Cierto día estaba en la cocina, hablaba comentando una anécdota que me había ocurrido esa mañana mientras ella ponía una sartén sobre la placa. Yo estaba apoyado en la pared, y en un momento dado dejé de hablar y me acerqué a ella por detrás. Le di un beso en el cuello. Ella cerró los ojos y apretó su cara contra la mia. ¿Te apetece cortar un poquito de jamón mientras hago los filetes? Yo apenas escuchaba, en esos momentos mi traviesa mano se metía sin poder remediarlo bajo el pantalón de su pijama y empezaba a tantear como muchas otras veces había ocurrido. ¡Para Ru, deja de jugar que está el aceite caliente! Me agaché, haciendo caso omiso del peligroso líquido que poco a poco se calentaba al igual que yo, y mordisqueé su culo. Instantes después la giré y la besé en los labios. ¿Por qué siempre te da por seguirme a la cocina? Me preguntó entre risas. No se, estas muy sexy. Repliqué apartando la sartén de la placa para acto seguido bajar su pantalón y braguitas y lamer su húmedo cuerpo. Ella no estaba muy por la labor como pude comprobar por su siguiente comentario...¡Ru, que luego pillamos la serie empezada, jo! Pero, sinceramente, la serie me daba igual en esos culinarios y estimulantes momentos. Tiré de su mano para abajo y se sentó junto a mi en las blancas baldosas de la cocina. La miré con carita de perrito bueno mientras no paraba de acariciarla el clítoris. Ella, por fin, claudicó...bueno, pero uno rápido. ¡Bien! Contesté alegre y feliz, en un susurro, a la vez que me quitaba mi pijama. Y allí, en el suelo de aquella cocina, junto al horno y a decenas de botes transparentes repletos de ingredientes de miles de sabores, con el olor de la comida azotando mis sentidos, hice el amor apasionadamente.

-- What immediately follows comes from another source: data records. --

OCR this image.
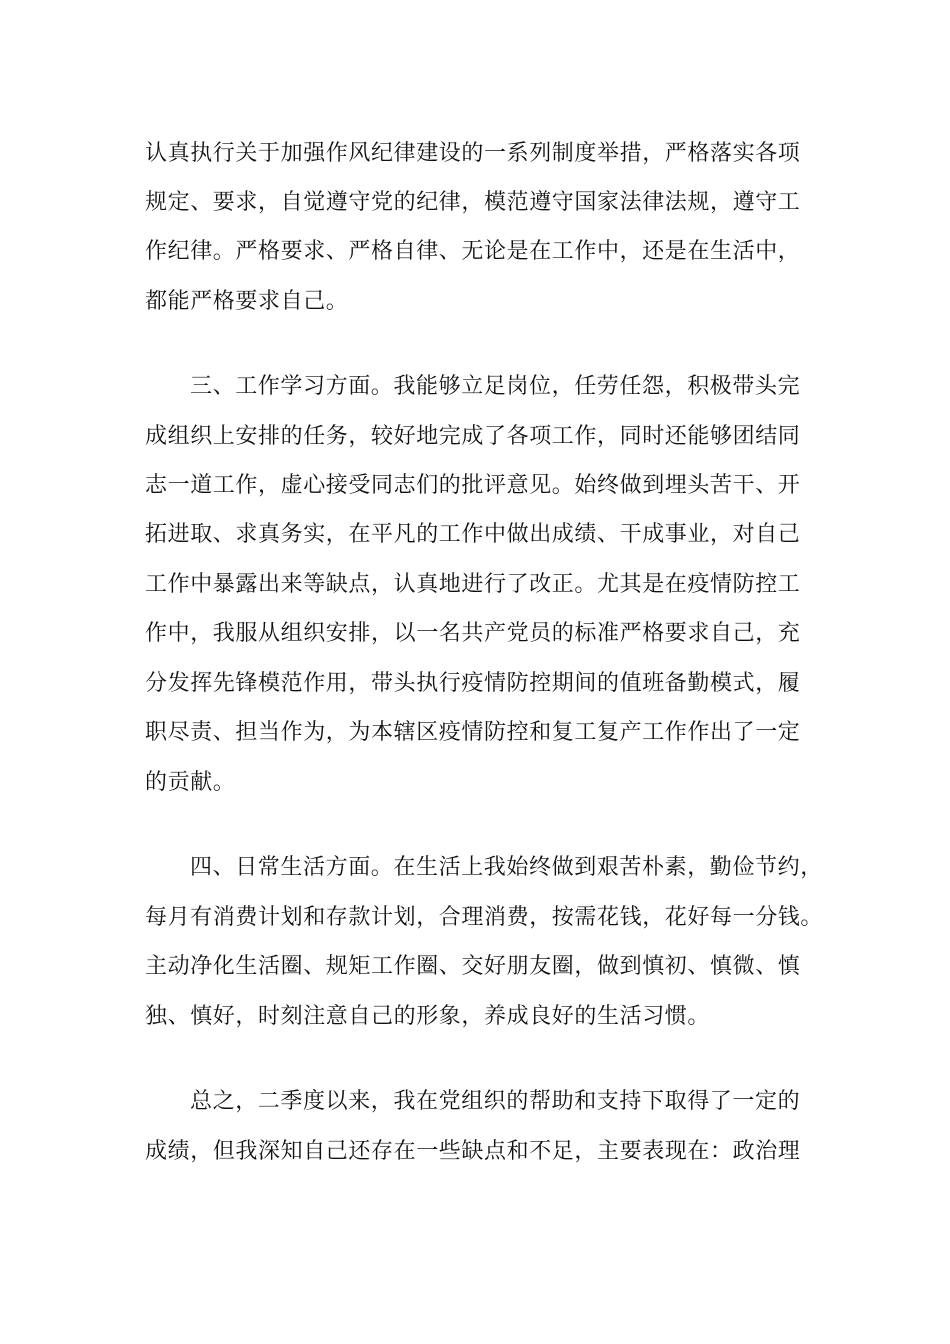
认真执行关于加强作风纪律建设的一系列制度举措，严格落实各项
规定、要求，自觉遵守党的纪律，模范遵守国家法律法规，遵守工
作纪律。严格要求、严格自律、无论是在工作中，还是在生活中，
都能严格要求自己。
三、工作学习方面。我能够立足岗位，任劳任怨，积极带头完
成组织上安排的任务，较好地完成了各项工作，同时还能够团结同
志一道工作，虚心接受同志们的批评意见。始终做到埋头苦干、开
拓进取、求真务实，在平凡的工作中做出成绩、干成事业，对自己
工作中暴露出来等缺点，认真地进行了改正。尤其是在疫情防控工
作中，我服从组织安排，以一名共产党员的标准严格要求自己，充
分发挥先锋模范作用，带头执行疫情防控期间的值班备勤模式，履
职尽责、担当作为，为本辖区疫情防控和复工复产工作作出了一定
的贡献。
四、日常生活方面。在生活上我始终做到艰苦朴素，勤俭节约，
每月有消费计划和存款计划，合理消费，按需花钱，花好每一分钱。
主动净化生活圈、规矩工作圈、交好朋友圈，做到慎初、慎微、慎
独、慎好，时刻注意自己的形象，养成良好的生活习惯。
总之，二季度以来，我在党组织的帮助和支持下取得了一定的
成绩，但我深知自己还存在一些缺点和不足，主要表现在：政治理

Por fin, tras veinte minutos en el autobús llegué a mi destino y abrí los ojos. Espero que no me haya vuelto a contagiar el maldito constipado. Pensé, mientras le vi bajar las escaleras hace unas horas. Un pequeño carraspeo al salir a la calle intentó ahuyentar los maliciosos virus que se cernían sobre mi, escuché al autobús alejarse...Llamadme loco si queréis, sin duda las cocinas me excitan. Pero que diablos, ¿hay algún lugar que no lo haga?